La résolution myope de l’ONU s’avère catastrophique : par son biais, elle consacre la responsabilité réelle de l’Occident et la déresponsabilisation manifeste et encouragée de certaines géographies, comme celle du monde « musulman ». Elle paralyse les réformes, les critiques et la déconstruction essentielle ; elle exclut du devoir moral un pan de l’histoire douloureuse de l’humanité et elle soutient la rente mémorielle autant que le victimaire. Elle isole encore plus les intellectuels « arabes » qui travaillent dans le sens de la reconnaissance d’une histoire de l’esclavagisme dans leur monde. L’ONU, par ses exemptions sur le « mal », n’aide pas.

La résolution A/80/L.48 intervient à quelques mois du décès de l’auteur discret et extraordinaire du Génocide voilé, ouvrage déterminant sur l’esclavagisme de plusieurs siècles pratiqué par le monde arabo-musulman en Afrique. Tidiane N’Diaye est décédé le 26 octobre 2025, au Sénégal, à Toubab Dialaw, à l’âge de 75 ans. On l’apprend presque par hasard tant l’auteur était exclu du panthéon de la reconnaissance ; on attaqua violemment son livre après sa parution en 2008, on lui contesta le terme de « génocide », on lui reprocha l’usage du pamphlet et non des instruments austères de l’analyse historique orthodoxe.

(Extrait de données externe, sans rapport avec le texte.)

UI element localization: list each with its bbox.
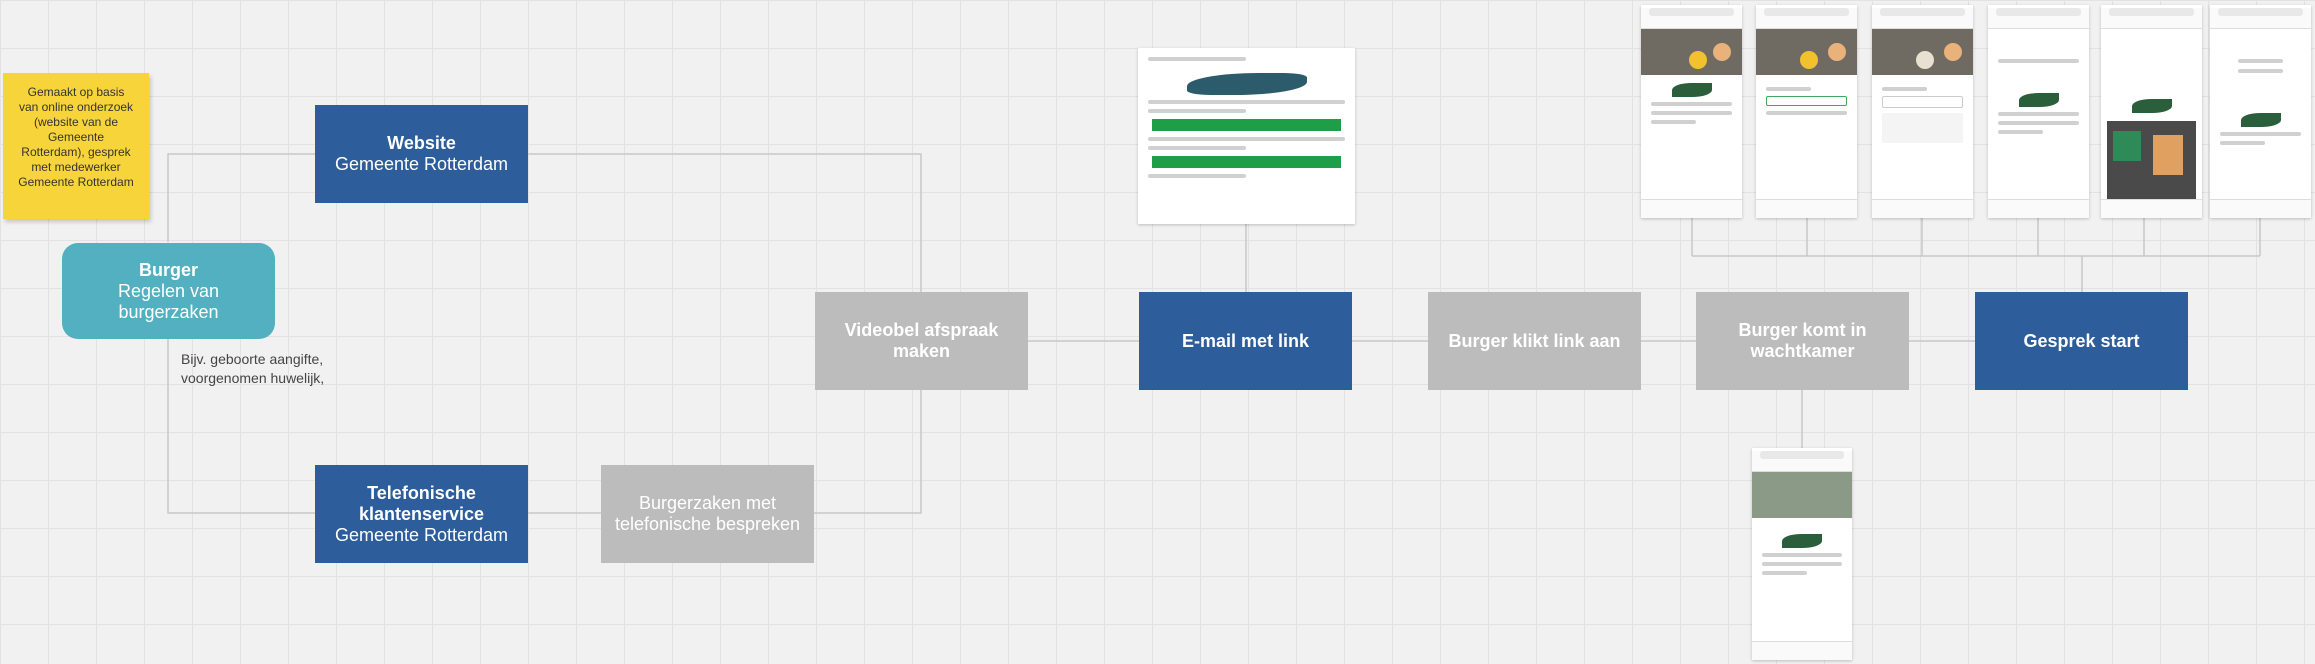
phone-screenshot-thumbnail[interactable] [1988, 5, 2089, 218]
connector-gesprek-thumbs [1691, 218, 2261, 292]
node-burgerzaken-telefonisch[interactable]: Burgerzaken met telefonische bespreken [601, 465, 814, 563]
node-burgerzaken-telefonisch-label: Burgerzaken met telefonische bespreken [614, 493, 801, 534]
phone-toolbar [1872, 199, 1973, 218]
node-email-label: E-mail met link [1181, 330, 1310, 351]
logo-image [2131, 99, 2172, 113]
phone-status-bar [1872, 8, 1973, 29]
logo-image [2240, 113, 2281, 127]
node-website-subtitle: Gemeente Rotterdam [334, 154, 509, 174]
phone-screenshot-thumbnail[interactable] [1872, 5, 1973, 218]
phone-toolbar [1756, 199, 1857, 218]
phone-toolbar [1988, 199, 2089, 218]
node-wachtkamer-label: Burger komt in wachtkamer [1738, 320, 1867, 361]
node-burger[interactable]: Burger Regelen van burgerzaken [62, 243, 275, 339]
phone-status-bar [1641, 8, 1742, 29]
email-body-line [1148, 100, 1345, 104]
node-klikt-label: Burger klikt link aan [1448, 330, 1621, 351]
note-line-2: voorgenomen huwelijk, [181, 370, 325, 386]
connector-website-videobel [527, 153, 922, 292]
email-body-line [1148, 146, 1246, 150]
node-telefonisch[interactable]: Telefonische klantenservice Gemeente Rot… [315, 465, 528, 563]
video-call-image [1641, 29, 1742, 75]
email-logo-image [1186, 73, 1307, 95]
note-examples: Bijv. geboorte aangifte, voorgenomen huw… [181, 350, 324, 388]
node-telefonisch-title: Telefonische klantenservice [358, 482, 485, 524]
node-gesprek-label: Gesprek start [2023, 330, 2140, 351]
email-screenshot-thumbnail[interactable] [1138, 48, 1355, 224]
connector-burger-website [167, 153, 315, 242]
dropdown-menu-image [1882, 113, 1963, 143]
video-call-image [1756, 29, 1857, 75]
logo-image [1782, 534, 1822, 548]
node-telefonisch-subtitle: Gemeente Rotterdam [334, 524, 509, 545]
node-videobel[interactable]: Videobel afspraak maken [815, 292, 1028, 390]
email-body-line [1148, 137, 1345, 141]
phone-status-bar [1756, 8, 1857, 29]
connector-burgerzaken-videobel [813, 390, 922, 514]
node-burger-subtitle: Regelen van burgerzaken [117, 280, 220, 322]
email-link-button-image [1152, 119, 1341, 131]
node-email[interactable]: E-mail met link [1139, 292, 1352, 390]
whiteboard-canvas: Gemaakt op basis van online onderzoek (w… [0, 0, 2315, 664]
sticky-note[interactable]: Gemaakt op basis van online onderzoek (w… [3, 73, 149, 219]
node-burger-title: Burger [138, 259, 198, 280]
waiting-room-image [1752, 472, 1852, 518]
logo-image [1671, 83, 1712, 97]
phone-screenshot-thumbnail[interactable] [2210, 5, 2311, 218]
phone-screenshot-thumbnail[interactable] [2101, 5, 2202, 218]
email-body-line [1148, 109, 1246, 113]
email-link-button-image [1152, 156, 1341, 168]
logo-image [2018, 93, 2059, 107]
phone-screenshot-thumbnail[interactable] [1641, 5, 1742, 218]
email-body-line [1148, 174, 1246, 178]
phone-screenshot-thumbnail[interactable] [1756, 5, 1857, 218]
phone-status-bar [1988, 8, 2089, 29]
email-header-line [1148, 57, 1246, 61]
phone-toolbar [1641, 199, 1742, 218]
node-wachtkamer[interactable]: Burger komt in wachtkamer [1696, 292, 1909, 390]
sticky-note-text: Gemaakt op basis van online onderzoek (w… [18, 85, 134, 189]
node-klikt[interactable]: Burger klikt link aan [1428, 292, 1641, 390]
phone-status-bar [2210, 8, 2311, 29]
phone-status-bar [2101, 8, 2202, 29]
node-website[interactable]: Website Gemeente Rotterdam [315, 105, 528, 203]
waiting-room-screenshot-thumbnail[interactable] [1752, 448, 1852, 660]
phone-status-bar [1752, 451, 1852, 472]
node-website-title: Website [387, 133, 456, 153]
phone-toolbar [1752, 641, 1852, 660]
phone-toolbar [2101, 199, 2202, 218]
note-line-1: Bijv. geboorte aangifte, [181, 351, 324, 367]
phone-toolbar [2210, 199, 2311, 218]
node-videobel-label: Videobel afspraak maken [844, 320, 999, 361]
video-call-image [1872, 29, 1973, 75]
node-gesprek[interactable]: Gesprek start [1975, 292, 2188, 390]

Toute une machine participa à le délégitimer, à bannir son œuvre courageuse, à émietter son enquête. Selon le décolonialisme unilatéral, la victime d’une victime ne peut demander de « réparation », mais doit se montrer solidaire. Albert Memmi fut porté aux nues quand il publia Portrait du colonisé, il sera quasiment excommunié et oublié lorsqu’il publia, après les grands désenchantements des indépendances, Portrait du décolonisé. Mêmes usages.

La résolution de l’ONU A/80/L.48 appelle à des « réparations », à la « justice réparatrice », aux excuses officielles et aux compensations. Cela est une bonne chose, essentielle ; mais cela efface, moralement, l’exigence d’un même effort du monde dit « arabe ». Ce monde pratique encore aujourd’hui les racismes institutionnels, les déportations et les camps de regroupement face aux migrations subsahariennes (en Libye, dans certains pays du Golfe ou au Maghreb). Le statut du « Zindji », du « nègre », affleure dans les discours officiels, les islamismes débridés et les racismes invisibles. La justice peut être aveugle, mais elle ne doit pas, en plus, être boiteuse.